Deutschland ist und bleibt auch nach 20 Jahren das geistig-soziale Terrain um den Kern Hoyerswerda herum

Am 23. September 2011 jährt sich zum 20ten Male der erfolgreiche deutsche Aufstand der Hoyerswerdaner Bevölkerung gegen die bis dahin dort lebenden Vertragsarbeiter, sowie gegen die dort untergebrachten Flüchtlinge. Erfolgreich, weil sie es geschafft haben, sie aus ihrem Kaff restlos zu vertreiben.

Dieses Ereignis war in mehrfacher Hinsicht von historischer Bedeutung.

Es war erstens der erste großdeutsche Schritt, der sich an die – damals noch gar nicht einfache – Aufgabe wagte, die symbolische und noch leere Hülle der Wiedervereinigung mit sinnvollem Inhalt zu füllen (anders ausgedrückt: die geschenkte Wiedervereinigung in eine gemachte, d.h. in eine tatsächlich deutsche zu verwandeln).
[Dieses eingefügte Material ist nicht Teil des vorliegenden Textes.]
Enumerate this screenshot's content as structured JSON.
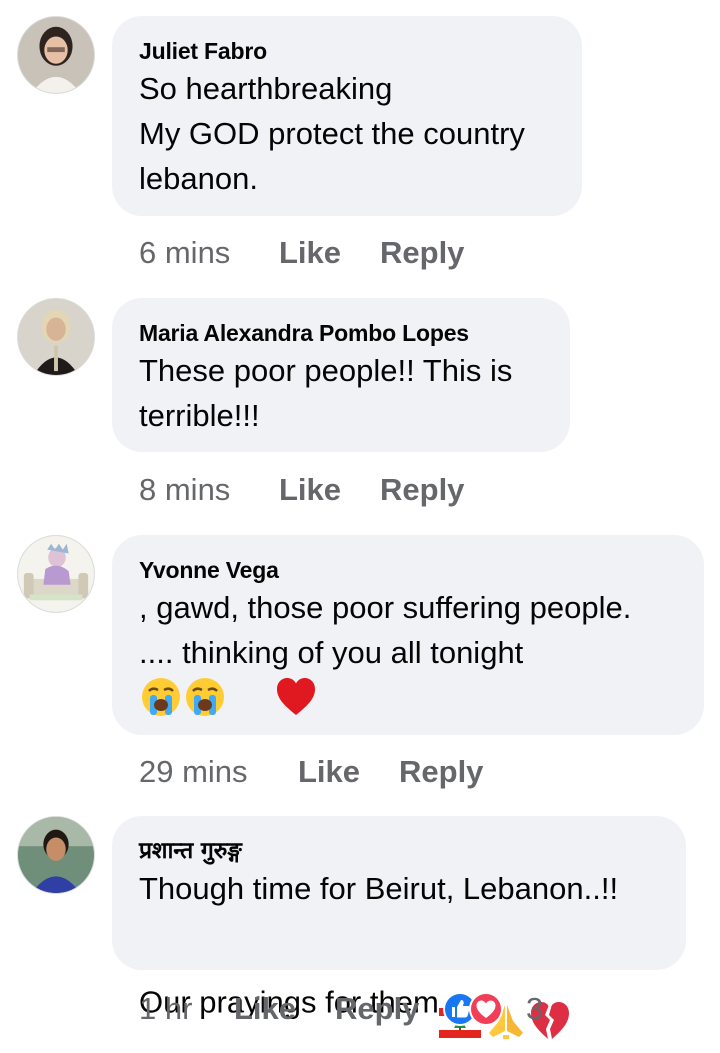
{
  "comments": [
    {
      "author": "Juliet Fabro",
      "text": "So hearthbreaking\nMy GOD protect the country\nlebanon.",
      "time": "6 mins",
      "like": "Like",
      "reply": "Reply"
    },
    {
      "author": "Maria Alexandra Pombo Lopes",
      "text": "These poor people!! This is\nterrible!!!",
      "time": "8 mins",
      "like": "Like",
      "reply": "Reply"
    },
    {
      "author": "Yvonne Vega",
      "text": ", gawd, those poor suffering people.\n.... thinking of you all tonight",
      "time": "29 mins",
      "like": "Like",
      "reply": "Reply",
      "emojis": [
        "crying-face",
        "crying-face",
        "red-heart"
      ]
    },
    {
      "author": "प्रशान्त गुरुङ्ग",
      "text_line1": "Though time for Beirut, Lebanon..!!",
      "text_line2": "Our prayings for them",
      "text_emojis": [
        "lebanon-flag",
        "folded-hands",
        "broken-heart"
      ],
      "time": "1 hr",
      "like": "Like",
      "reply": "Reply",
      "reaction_count": "3",
      "reactions": [
        "like-reaction",
        "love-reaction"
      ]
    }
  ],
  "colors": {
    "bubble": "#f0f2f5",
    "meta": "#65676b",
    "like_blue": "#1877f2",
    "love_red": "#f33e58"
  }
}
Zweitens war es, indem es den Beginn zahlreicher weiterer Pogrome auf der gesamten Landesfläche markierte, richtungsweisend und beispielgebend.
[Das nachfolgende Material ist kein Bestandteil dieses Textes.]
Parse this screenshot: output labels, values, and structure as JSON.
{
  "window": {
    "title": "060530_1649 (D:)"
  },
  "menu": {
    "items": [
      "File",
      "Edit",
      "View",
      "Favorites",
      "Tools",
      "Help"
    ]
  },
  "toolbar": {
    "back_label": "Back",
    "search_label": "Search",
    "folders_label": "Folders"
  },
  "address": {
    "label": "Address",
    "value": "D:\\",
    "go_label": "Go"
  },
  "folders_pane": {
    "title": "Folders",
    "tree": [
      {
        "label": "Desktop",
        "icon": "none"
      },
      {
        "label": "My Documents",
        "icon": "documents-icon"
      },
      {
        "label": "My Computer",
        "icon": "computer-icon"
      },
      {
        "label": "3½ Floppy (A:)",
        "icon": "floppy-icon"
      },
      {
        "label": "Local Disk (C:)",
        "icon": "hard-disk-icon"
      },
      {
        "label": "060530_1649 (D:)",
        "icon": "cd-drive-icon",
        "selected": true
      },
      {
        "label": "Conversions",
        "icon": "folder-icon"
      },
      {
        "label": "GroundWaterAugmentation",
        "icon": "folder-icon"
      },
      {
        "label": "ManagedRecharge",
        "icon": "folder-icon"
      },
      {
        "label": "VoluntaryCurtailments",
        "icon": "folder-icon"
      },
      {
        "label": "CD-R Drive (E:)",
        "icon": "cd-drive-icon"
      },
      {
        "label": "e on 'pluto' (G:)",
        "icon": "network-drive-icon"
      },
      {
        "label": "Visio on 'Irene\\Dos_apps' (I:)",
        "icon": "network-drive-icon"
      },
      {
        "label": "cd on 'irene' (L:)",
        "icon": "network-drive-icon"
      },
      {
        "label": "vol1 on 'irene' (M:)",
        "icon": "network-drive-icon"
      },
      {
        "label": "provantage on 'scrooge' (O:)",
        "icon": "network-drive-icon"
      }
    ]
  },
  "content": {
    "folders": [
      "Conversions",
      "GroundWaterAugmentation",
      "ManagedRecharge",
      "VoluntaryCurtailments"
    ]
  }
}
Drittens legte dieses Werk allen Gerüchten und Unkenrufen zum Trotz unzweideutiges Zeugnis davon ab, dass das Feuer im Herzen des deutschen Volkes und die darin enthaltenen spezifisch deutschen Fertigkeiten ungeachtet der beinahe ein halbes Jahrhundert gedauerten Zwangstrennung gar nicht erloschen waren.

Die Beharrlichkeit und Selbstsicherheit mit der die Akteure ihrem mörderischen Treiben nachgingen, wurde später auf die beste Art und Weise belohnt und bestätigt: Kaum jemand wurde wegen Mordversuchs oder ähnlichem verurteilt. Über diese wohlverdiente Genugtuung hinaus fungierte Hoyerswerda zugleich als Startsignal für die einfallsreichen – bis heute auf vielfältiger Weise andauernden – Strategien der Täterentschuldigung, -rechtfertigung und -aufklärung. Indem diese diffizile Aufgabe der Täterentlastung vorwiegend den Linksdeutschen überlassen wurde, diente Hoyerswerda quasi als marginaler Ertrag auch noch zur Integration, Festigung und Verschmelzung der deutschen Gesellschaft.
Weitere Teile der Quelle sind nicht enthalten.